We recently celebrated our 32nd wedding anniversary. The morning of our anniversary I woke to find a dozen gorgeous roses and a card on my dresser. We had said we would celebrate the following week because of work, sermon prep and travel schedules on my husband's plate the week of our anniversary. So I was quite surprised to wake to the flowers and card. Also I had postponed my plans for him, except for dinner, until the next week. We celebrated that night with a delicious BBQ salmon dinner and broke out our china and goblets for the first time since moving to Colorado. We did celebrate more this week when Joel took Friday off and we took a day trip exploring the nearby mountains with a late dinner on the way home.
I woke to these on our anniversary
The roses were so beautiful with vibrant hues like a sunset. I thoroughly enjoyed visually soaking up their colors, textures and shapes. The way they contrasted with the cobalt blue and white pitcher I placed them in was breathtaking. Each day they opened more and more. But by day four they started looking beyond their prime and by day five they were drooping and withering.
I am so glad our love is not like those roses, flame bright and flamboyant, but in a few days fading, drooping, wilting - dead.
Wilted and faded by day five
Because of Christ in us, we are able to love each other through good times and bad, in sickness and health and in the midst of any circumstances. Sure there are days where the bloom of our love temporarily wilts a bit. Days where one of us has our eyes on self and our wants, needs or expectations rather than on loving God and our neighbors as ourselves.

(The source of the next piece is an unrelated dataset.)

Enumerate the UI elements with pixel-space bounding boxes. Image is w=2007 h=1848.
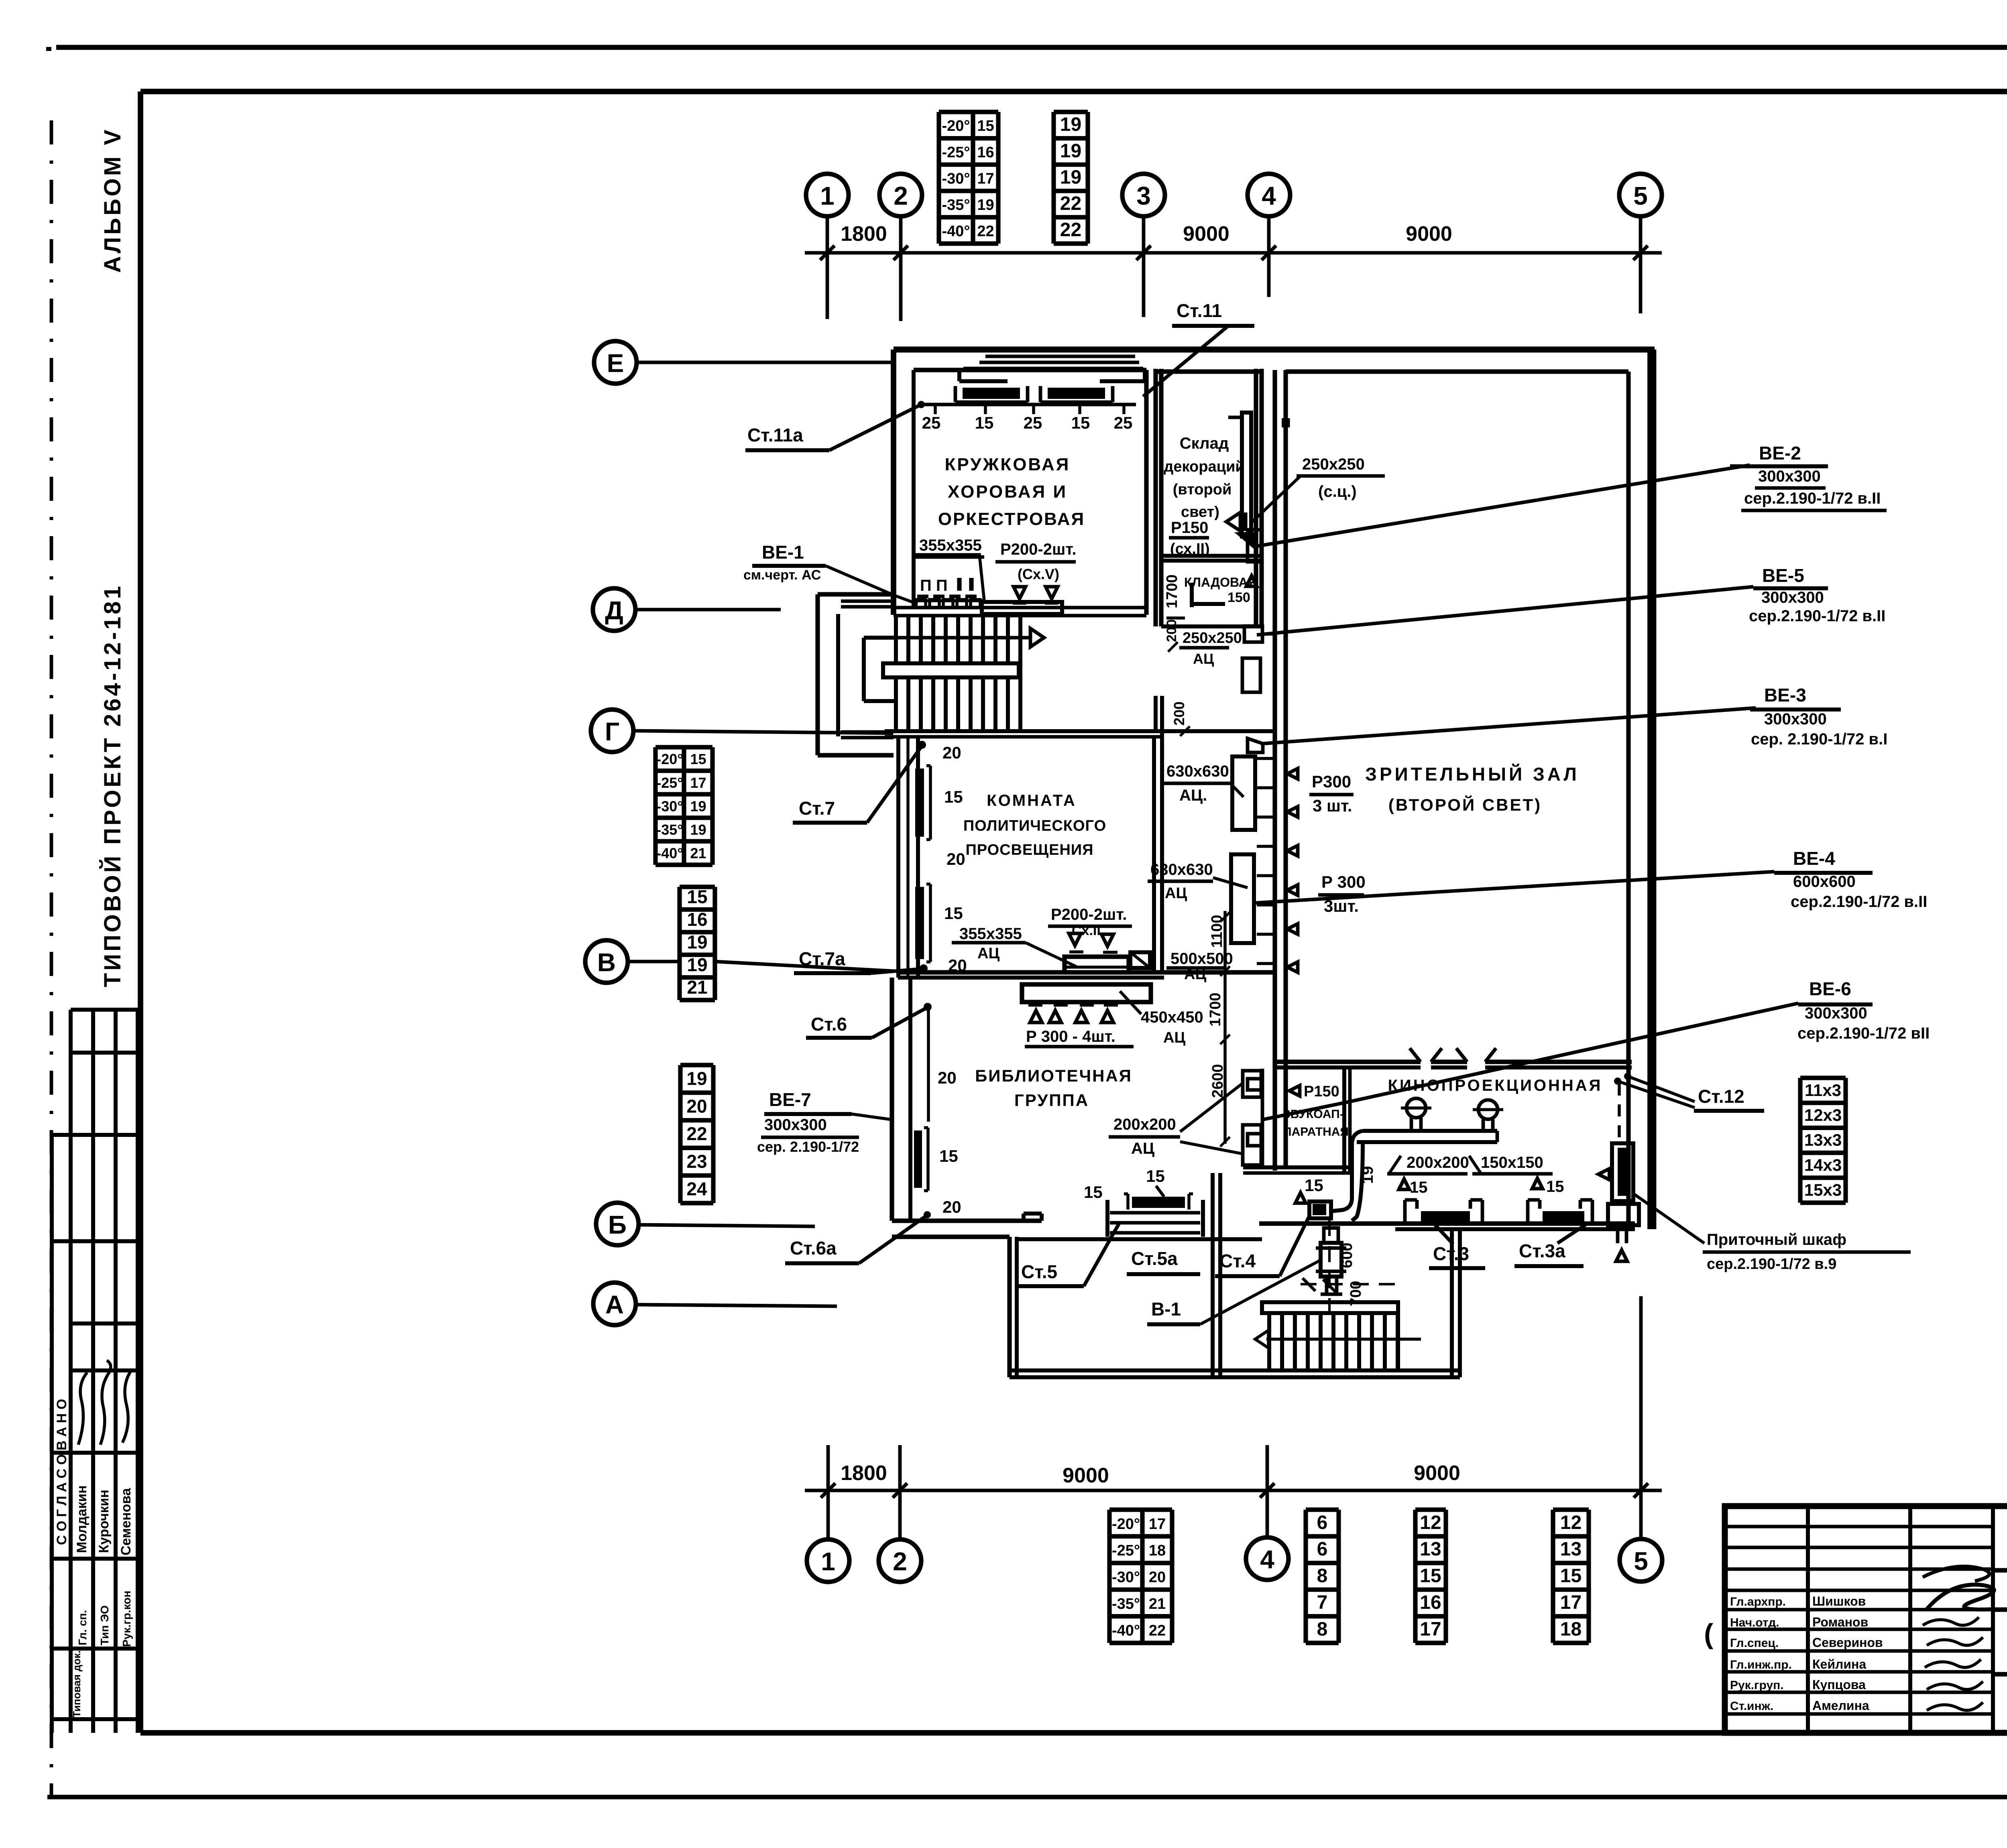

12 Put on then as God's chosen ones, holy and beloved, compassionate hearts, kindness, humility, meekness, and patience, 13 bearing with one another and, if one has a complaint against another, forgiving each other; as the Lord has forgiven you, so you also must forgive.
Colossians 3:12-13
John Piper in his book "This Momentary Marriage" has this to say about the passage in Colossians 3:12-13. "As the Lord has forgiven you, so you must also forgive your spouse, As the Lord "bears with you", so you should bear with your spouse. The Lord "bears with us" every day as we fall short of His will. Indeed the distance between what Christ expects of us and what we achieve is infinitely greater than the distance between what we expect of our spouse and what he or she achieves. Christ always forgives more and endures more than we do. Forgive as you have been forgiven. Bear with as He bears with you...Let the measure of God's grace to you in the cross of Christ be the measure of your grace to your spouse.
Piper goes on to say, "In other words, Colossians 3:12-13 says, take the vertical grace of forgiveness and justification and bend them horizontally to your spouse. Marriage is meant to be a unique matrix for this display of grace. This is what marriage is for ultimately - the display of Christ's covenant keeping grace."
Wow! It is SO convicting to think how many times I have failed to extend as much grace to my spouse as Christ has extended to me.
So while the roses quickly fade, our marriages when based on God's grace and love will continually blossom. Fresh flowers of daily grace are available to us and our marriages from our generous and loving God. Let's pray we may all extend grace to our spouses in the manner our Lord has extended grace to each of us.